In consequence, our goal is to find the intersection of the blue, red, and black lines.

To do so, we need to find two starting values for the line search. Those are marked as green. In practice, boottest() needs to do some work to find them, but here we will skip this step.

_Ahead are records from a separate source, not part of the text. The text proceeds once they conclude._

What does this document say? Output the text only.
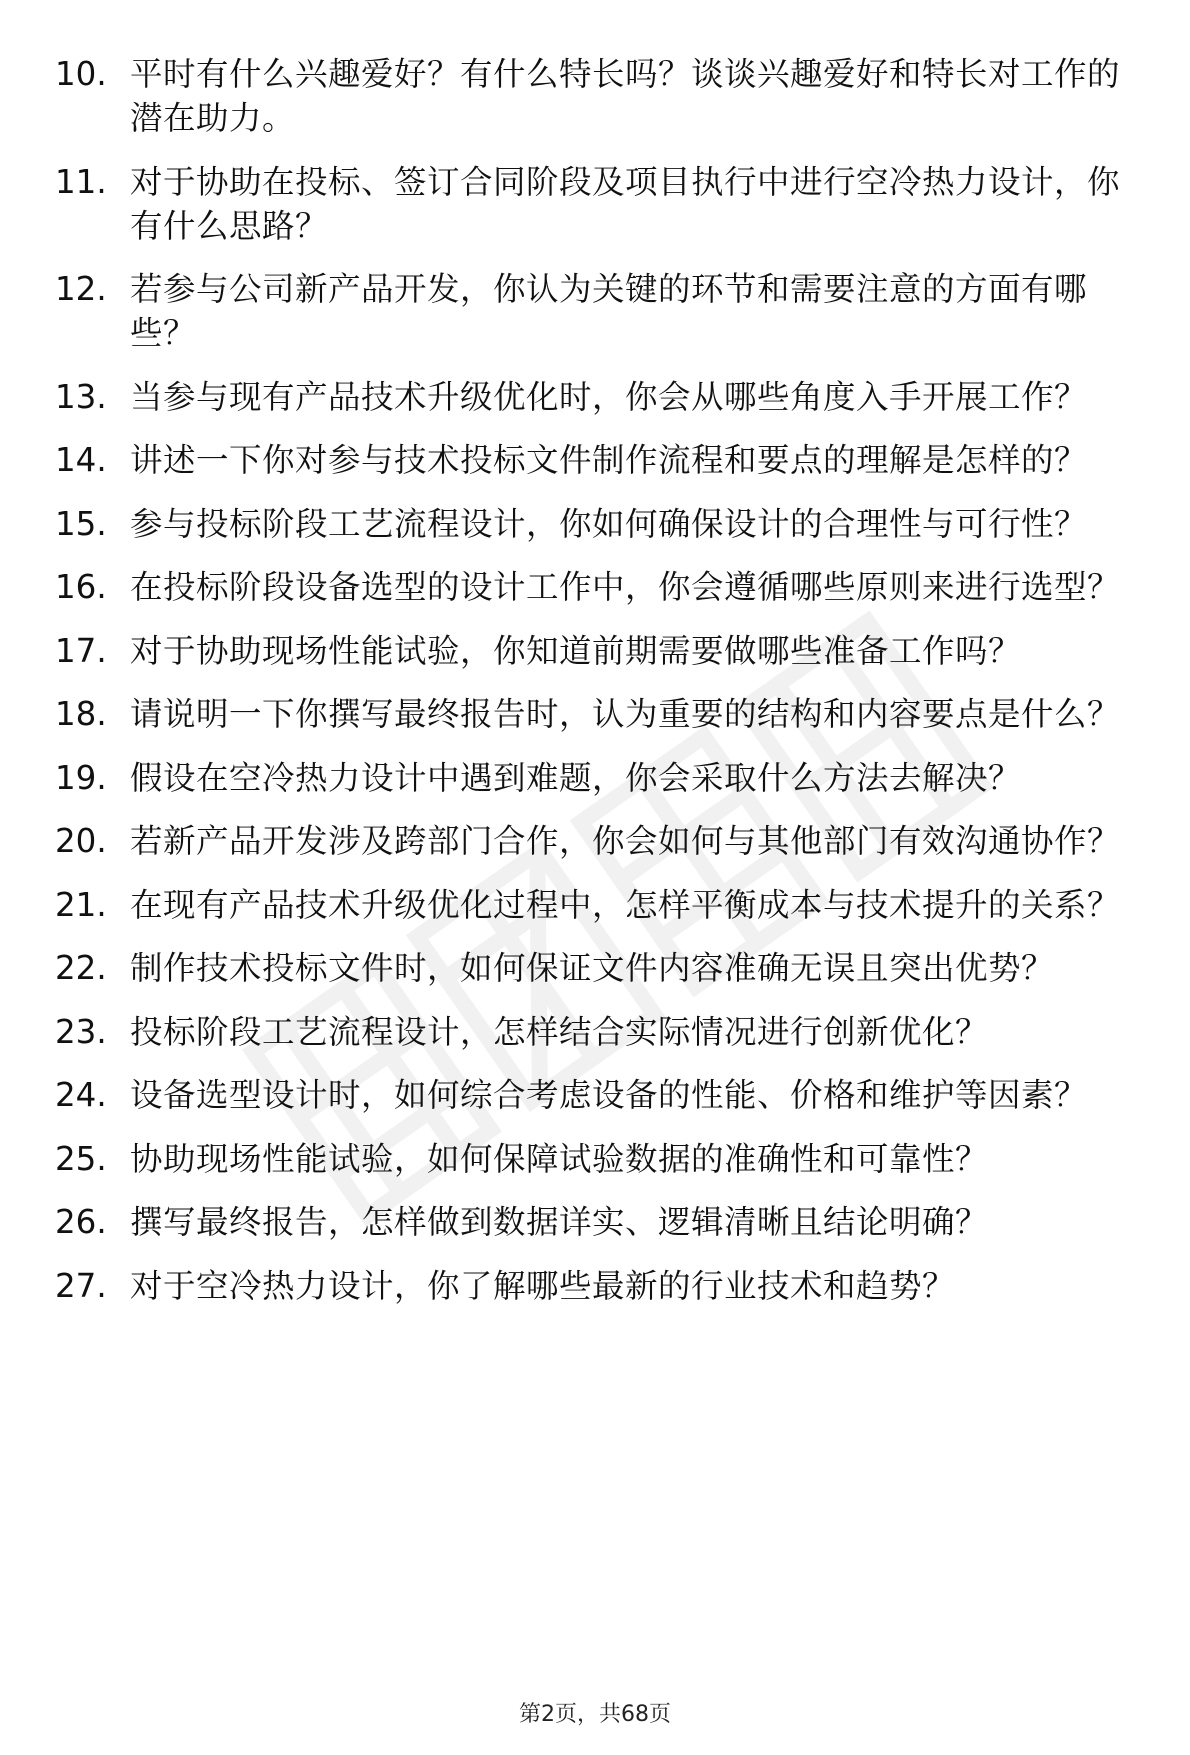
10. 平时有什么兴趣爱好？有什么特长吗？谈谈兴趣爱好和特长对工作的潜在助力。
11. 对于协助在投标、签订合同阶段及项目执行中进行空冷热力设计，你有什么思路？
12. 若参与公司新产品开发，你认为关键的环节和需要注意的方面有哪些？
13. 当参与现有产品技术升级优化时，你会从哪些角度入手开展工作？
14. 讲述一下你对参与技术投标文件制作流程和要点的理解是怎样的？
15. 参与投标阶段工艺流程设计，你如何确保设计的合理性与可行性？
16. 在投标阶段设备选型的设计工作中，你会遵循哪些原则来进行选型？
17. 对于协助现场性能试验，你知道前期需要做哪些准备工作吗？
18. 请说明一下你撰写最终报告时，认为重要的结构和内容要点是什么？
19. 假设在空冷热力设计中遇到难题，你会采取什么方法去解决？
20. 若新产品开发涉及跨部门合作，你会如何与其他部门有效沟通协作？
21. 在现有产品技术升级优化过程中，怎样平衡成本与技术提升的关系？
22. 制作技术投标文件时，如何保证文件内容准确无误且突出优势？
23. 投标阶段工艺流程设计，怎样结合实际情况进行创新优化？
24. 设备选型设计时，如何综合考虑设备的性能、价格和维护等因素？
25. 协助现场性能试验，如何保障试验数据的准确性和可靠性？
26. 撰写最终报告，怎样做到数据详实、逻辑清晰且结论明确？
27. 对于空冷热力设计，你了解哪些最新的行业技术和趋势？
第2页，共68页
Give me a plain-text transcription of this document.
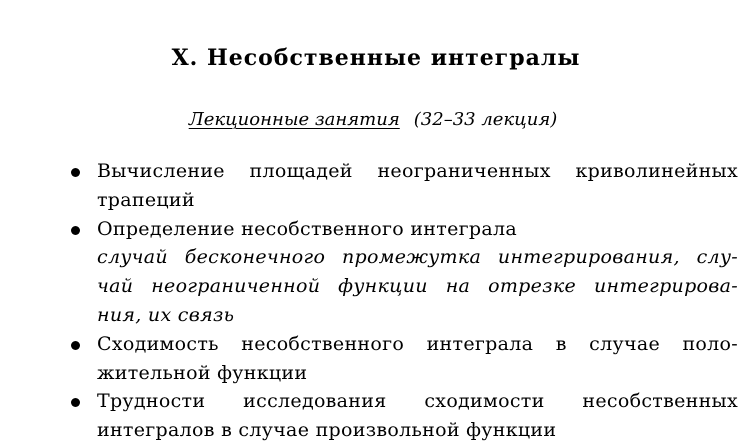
X. Несобственные интегралы
Лекционные занятия (32–33 лекция)
Вычисление площадей неограниченных криволинейных
трапеций
Определение несобственного интеграла
случай бесконечного промежутка интегрирования, слу-
чай неограниченной функции на отрезке интегрирова-
ния, их связь
Сходимость несобственного интеграла в случае поло-
жительной функции
Трудности исследования сходимости несобственных
интегралов в случае произвольной функции
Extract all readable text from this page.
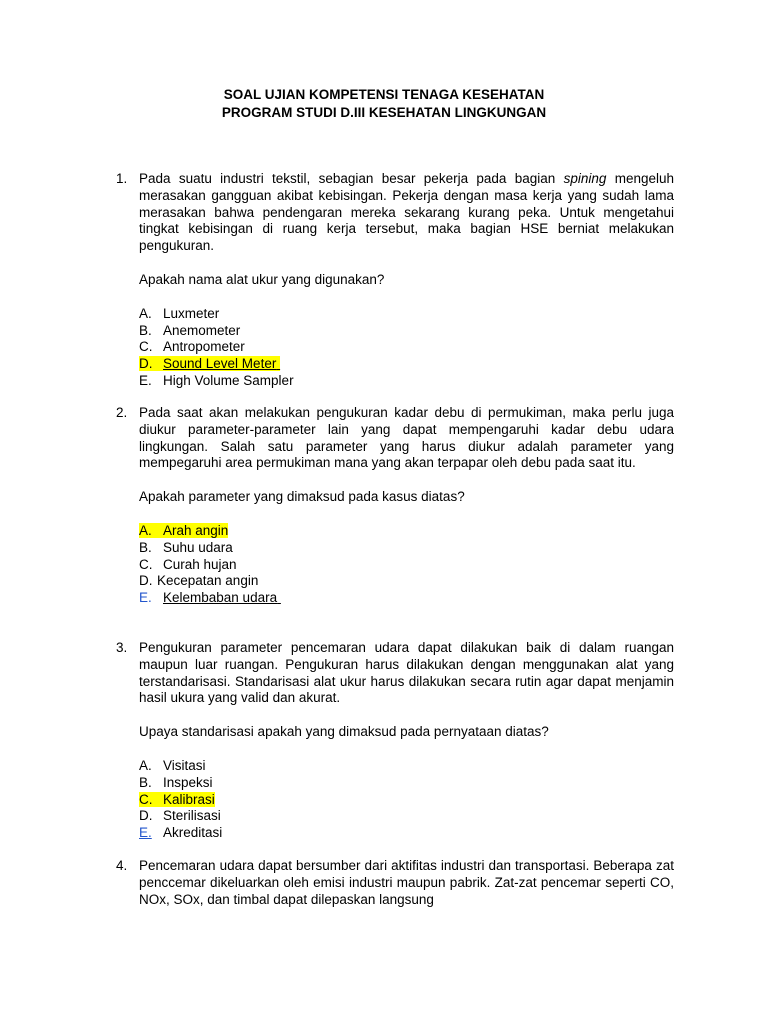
SOAL UJIAN KOMPETENSI TENAGA KESEHATAN
PROGRAM STUDI D.III KESEHATAN LINGKUNGAN
1. Pada suatu industri tekstil, sebagian besar pekerja pada bagian spining mengeluh merasakan gangguan akibat kebisingan. Pekerja dengan masa kerja yang sudah lama merasakan bahwa pendengaran mereka sekarang kurang peka. Untuk mengetahui tingkat kebisingan di ruang kerja tersebut, maka bagian HSE berniat melakukan pengukuran.
Apakah nama alat ukur yang digunakan?
A. Luxmeter
B. Anemometer
C. Antropometer
D. Sound Level Meter
E. High Volume Sampler
2. Pada saat akan melakukan pengukuran kadar debu di permukiman, maka perlu juga diukur parameter-parameter lain yang dapat mempengaruhi kadar debu udara lingkungan. Salah satu parameter yang harus diukur adalah parameter yang mempegaruhi area permukiman mana yang akan terpapar oleh debu pada saat itu.
Apakah parameter yang dimaksud pada kasus diatas?
A. Arah angin
B. Suhu udara
C. Curah hujan
D. Kecepatan angin
E. Kelembaban udara
3. Pengukuran parameter pencemaran udara dapat dilakukan baik di dalam ruangan maupun luar ruangan. Pengukuran harus dilakukan dengan menggunakan alat yang terstandarisasi. Standarisasi alat ukur harus dilakukan secara rutin agar dapat menjamin hasil ukura yang valid dan akurat.
Upaya standarisasi apakah yang dimaksud pada pernyataan diatas?
A. Visitasi
B. Inspeksi
C. Kalibrasi
D. Sterilisasi
E. Akreditasi
4. Pencemaran udara dapat bersumber dari aktifitas industri dan transportasi. Beberapa zat penccemar dikeluarkan oleh emisi industri maupun pabrik. Zat-zat pencemar seperti CO, NOx, SOx, dan timbal dapat dilepaskan langsung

We will start from the empirical confidence interval calculated by confint():

confint(fit)
#>                    2.5 %     97.5 %
#> (Intercept)  0.964052355 1.00325628
#> X           -0.007654199 0.03204427

We create two sets of starting values by adding a value \(\epsilon \neq 0\) to the confidence boundaries of the confidence set obtained by confint():

epsilon <- 0.01

startset1 <- confint(fit)["X",][1] + c(-epsilon, epsilon)
startset2 <- confint(fit)["X",][2] + c(-epsilon, epsilon)

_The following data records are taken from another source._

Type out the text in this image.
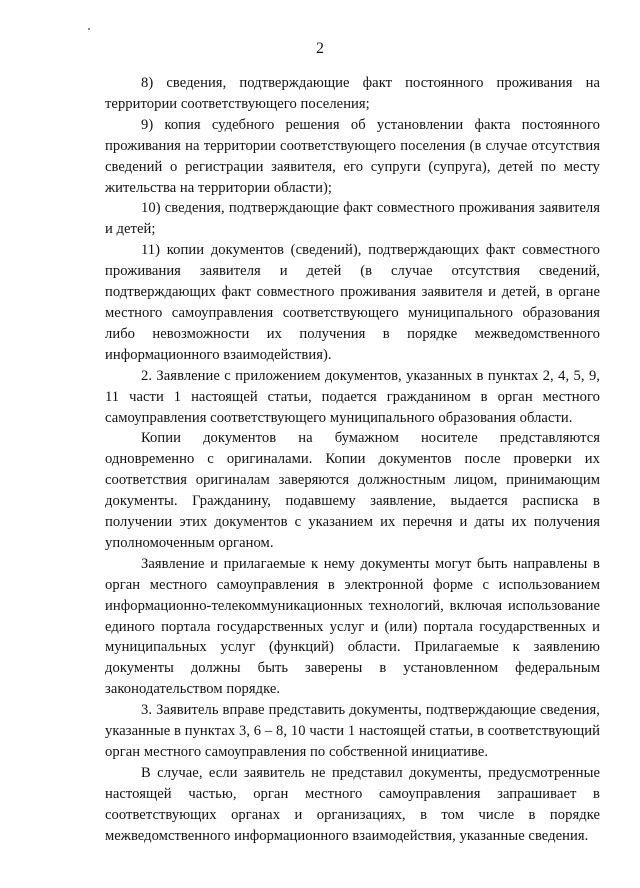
2

8) сведения, подтверждающие факт постоянного проживания на территории соответствующего поселения;

9) копия судебного решения об установлении факта постоянного проживания на территории соответствующего поселения (в случае отсутствия сведений о регистрации заявителя, его супруги (супруга), детей по месту жительства на территории области);

10) сведения, подтверждающие факт совместного проживания заявителя и детей;

11) копии документов (сведений), подтверждающих факт совместного проживания заявителя и детей (в случае отсутствия сведений, подтверждающих факт совместного проживания заявителя и детей, в органе местного самоуправления соответствующего муниципального образования либо невозможности их получения в порядке межведомственного информационного взаимодействия).

2. Заявление с приложением документов, указанных в пунктах 2, 4, 5, 9, 11 части 1 настоящей статьи, подается гражданином в орган местного самоуправления соответствующего муниципального образования области.

Копии документов на бумажном носителе представляются одновременно с оригиналами. Копии документов после проверки их соответствия оригиналам заверяются должностным лицом, принимающим документы. Гражданину, подавшему заявление, выдается расписка в получении этих документов с указанием их перечня и даты их получения уполномоченным органом.

Заявление и прилагаемые к нему документы могут быть направлены в орган местного самоуправления в электронной форме с использованием информационно-телекоммуникационных технологий, включая использование единого портала государственных услуг и (или) портала государственных и муниципальных услуг (функций) области. Прилагаемые к заявлению документы должны быть заверены в установленном федеральным законодательством порядке.

3. Заявитель вправе представить документы, подтверждающие сведения, указанные в пунктах 3, 6 – 8, 10 части 1 настоящей статьи, в соответствующий орган местного самоуправления по собственной инициативе.

В случае, если заявитель не представил документы, предусмотренные настоящей частью, орган местного самоуправления запрашивает в соответствующих органах и организациях, в том числе в порядке межведомственного информационного взаимодействия, указанные сведения.
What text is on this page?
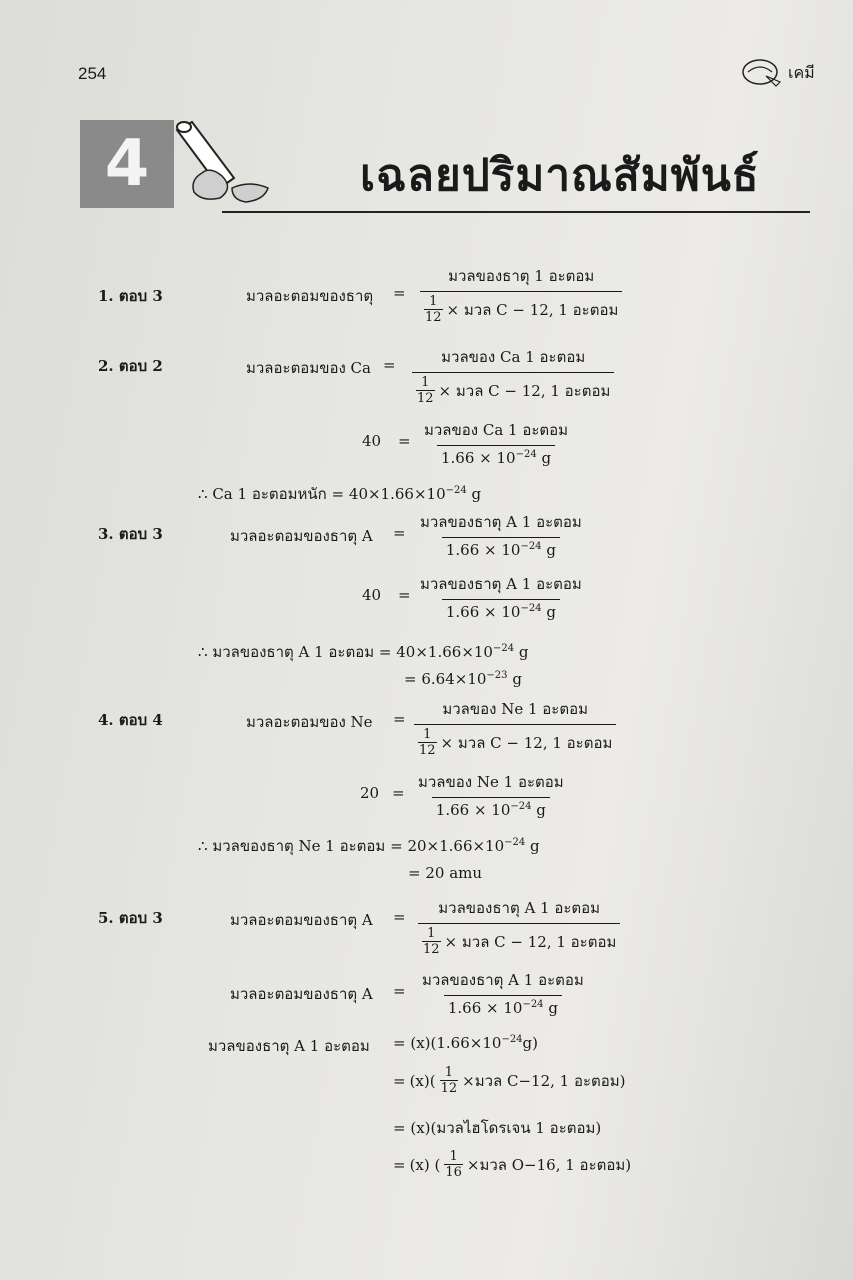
254	เคมี
4	เฉลยปริมาณสัมพันธ์
1. ตอบ 3	มวลอะตอมของธาตุ =
มวลของธาตุ 1 อะตอม
$\frac{1}{12}$ × มวล C − 12, 1 อะตอม
2. ตอบ 2	มวลอะตอมของ Ca =	มวลของ Ca 1 อะตอม
$\frac{1}{12}$ × มวล C − 12, 1 อะตอม
40 =
มวลของ Ca 1 อะตอม
$1.66 \times 10^{-24}$ g
∴ Ca 1 อะตอมหนัก = $40\times 1.66\times 10^{-24}$ g
3. ตอบ 3	มวลอะตอมของธาตุ A =
มวลของธาตุ A 1 อะตอม
$1.66 \times 10^{-24}$ g
40 =
มวลของธาตุ A 1 อะตอม
$1.66 \times 10^{-24}$ g
∴ มวลของธาตุ A 1 อะตอม = $40\times 1.66\times 10^{-24}$ g
= $6.64\times 10^{-23}$ g
4. ตอบ 4	มวลอะตอมของ Ne =
มวลของ Ne 1 อะตอม
$\frac{1}{12}$ × มวล C − 12, 1 อะตอม
20 =
มวลของ Ne 1 อะตอม
$1.66 \times 10^{-24}$ g
∴ มวลของธาตุ Ne 1 อะตอม = $20\times 1.66\times 10^{-24}$ g
= 20 amu
5. ตอบ 3	มวลอะตอมของธาตุ A = มวลของธาตุ A 1 อะตอม
$\frac{1}{12}$ × มวล C − 12, 1 อะตอม
มวลอะตอมของธาตุ A =
มวลของธาตุ A 1 อะตอม
$1.66 \times 10^{-24}$ g
มวลของธาตุ A 1 อะตอม = $(x)(1.66\times 10^{-24}g)$
= $(x)( \frac{1}{12}$ ×มวล C−12, 1 อะตอม)
= (x)(มวลไฮโดรเจน 1 อะตอม)
= (x) ( $\frac{1}{16}$ ×มวล O−16, 1 อะตอม)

With these starting values at hand, we can invert \(p(.)\) numerically by a root finding procedure - we will run a simple bisection.

invert_p_val <- function(X, y, startset1, startset2, alpha){
  
  # p-val - sign_level 
  p_val_x_sign_level <- function(r) {
    p_val(X = X, y = y, r) - alpha
  }
  
  # bisection for both startset1, startset2
  res <- lapply(list(startset1, startset2), function(x){ 
                  
          tmp <- suppressWarnings(stats::uniroot(f = p_val_x_sign_level,
                                  lower = min(x),
                                  upper = max(x),
                                  tol = 1e-08,
                                  maxiter = 10)$root)

          })

  unlist(res)
  
}

Now, which confidence interval do we get from the numerical p-value inversion?

invert_p_val(X = X, y = y, startset1 = startset1, startset2 = startset2, alpha = 0.05)
#> [1] -0.007654199  0.032044270

As it turns out, this confidence interval is practically identical with the confidence interval based on estimated standard errors:

confint(fit)
#>                    2.5 %     97.5 %
#> (Intercept)  0.964052355 1.00325628
#> X           -0.007654199 0.03204427

We have successfully inverted p-values to obtain a confidence interval and have not calculated a standard error to compute the CI and have not used any asymptotic approximation in the process!

Literature

Djogbenou, Antoine A, James G MacKinnon, and Morten Ørregaard Nielsen. 2019. “Asymptotic Theory and Wild Bootstrap Inference with Clustered Errors.” Journal of Econometrics 212 (2): 393–412.

MacKinnon, James. 2015. “Wild Cluster Bootstrap Confidence Intervals.” L’Actualité économique 91 (1-2): 11–33.

MacKinnon, James G, Morten Nielsen, Matthew D Webb, and others. 2022. “Fast and Reliable Jackknife and Bootstrap Methods for Cluster-Robust Inference.”

MacKinnon, James G, Morten Ørregaard Nielsen, and Matthew D Webb. 2022. “Cluster-Robust Inference: A Guide to Empirical Practice.” Journal of Econometrics.

MacKinnon, James G, and Matthew D Webb. 2018. “The Wild Bootstrap for Few (Treated) Clusters.” The Econometrics Journal 21 (2): 114–35.

Roodman, David, Morten Ørregaard Nielsen, James G MacKinnon, and Matthew D Webb. 2019. “Fast and Wild: Bootstrap Inference in Stata Using Boottest.” The Stata Journal 19 (1): 4–60.

Webb, Matthew D. 2013. “Reworking Wild Bootstrap Based Inference for Clustered Errors.” Queen’s Economics Department Working Paper.